David passa son bras sur les épaules de la jeune fille et l'embrassa, et elle se mit à l'embrasser et détourna la tête. Et maintenant elle pleurait tête baissée et les deux mains crispées sur le bar.

« Fais une bonne plaisanterie maintenant, dit David à Catherine.

– Ça va très bien, dit la jeune fille. Ne me regardez pas. Ça va très bien. »

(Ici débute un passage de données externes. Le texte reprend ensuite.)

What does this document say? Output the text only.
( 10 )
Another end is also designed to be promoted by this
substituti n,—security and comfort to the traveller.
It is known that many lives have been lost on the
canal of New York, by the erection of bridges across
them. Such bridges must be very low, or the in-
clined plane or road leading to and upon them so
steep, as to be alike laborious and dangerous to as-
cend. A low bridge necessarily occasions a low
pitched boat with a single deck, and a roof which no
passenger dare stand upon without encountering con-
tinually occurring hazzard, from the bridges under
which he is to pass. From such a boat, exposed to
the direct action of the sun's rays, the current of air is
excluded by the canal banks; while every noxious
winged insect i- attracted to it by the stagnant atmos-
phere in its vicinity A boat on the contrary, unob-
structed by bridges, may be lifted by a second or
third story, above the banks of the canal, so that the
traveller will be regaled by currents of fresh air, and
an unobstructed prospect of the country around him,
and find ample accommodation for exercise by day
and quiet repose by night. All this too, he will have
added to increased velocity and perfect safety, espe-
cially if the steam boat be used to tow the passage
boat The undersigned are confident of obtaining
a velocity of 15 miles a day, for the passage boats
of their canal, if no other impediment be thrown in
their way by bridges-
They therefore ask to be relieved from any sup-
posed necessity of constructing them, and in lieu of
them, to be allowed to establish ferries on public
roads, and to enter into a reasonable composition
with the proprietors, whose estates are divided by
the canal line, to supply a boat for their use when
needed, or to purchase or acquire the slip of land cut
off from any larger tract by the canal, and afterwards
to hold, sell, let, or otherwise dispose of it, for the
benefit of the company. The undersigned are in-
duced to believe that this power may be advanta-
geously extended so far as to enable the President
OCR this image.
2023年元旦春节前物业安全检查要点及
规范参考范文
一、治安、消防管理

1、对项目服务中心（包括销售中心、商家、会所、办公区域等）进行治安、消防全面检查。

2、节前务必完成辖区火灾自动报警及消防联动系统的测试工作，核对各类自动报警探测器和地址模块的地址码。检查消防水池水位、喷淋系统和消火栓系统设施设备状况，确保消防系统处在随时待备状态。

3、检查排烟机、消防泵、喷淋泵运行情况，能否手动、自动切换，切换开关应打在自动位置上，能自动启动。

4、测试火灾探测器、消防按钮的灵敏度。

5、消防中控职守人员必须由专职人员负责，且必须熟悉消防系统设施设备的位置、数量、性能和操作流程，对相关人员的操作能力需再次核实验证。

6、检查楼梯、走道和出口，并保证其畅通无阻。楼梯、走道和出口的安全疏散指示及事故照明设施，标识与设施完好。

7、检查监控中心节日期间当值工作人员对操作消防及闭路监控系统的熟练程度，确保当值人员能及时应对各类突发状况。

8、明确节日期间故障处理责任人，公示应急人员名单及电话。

Catherine lui passa le bras sur les épaules et l'embrassa et lui caressa la tête.

« Ça ira très bien, dit la jeune fille. Je vous en prie, je le sais, tout ira très bien.

– Je suis désolée, dit Catherine.

– Je vous en prie, laissez-moi partir, dit la jeune fille. Il faut que je parte.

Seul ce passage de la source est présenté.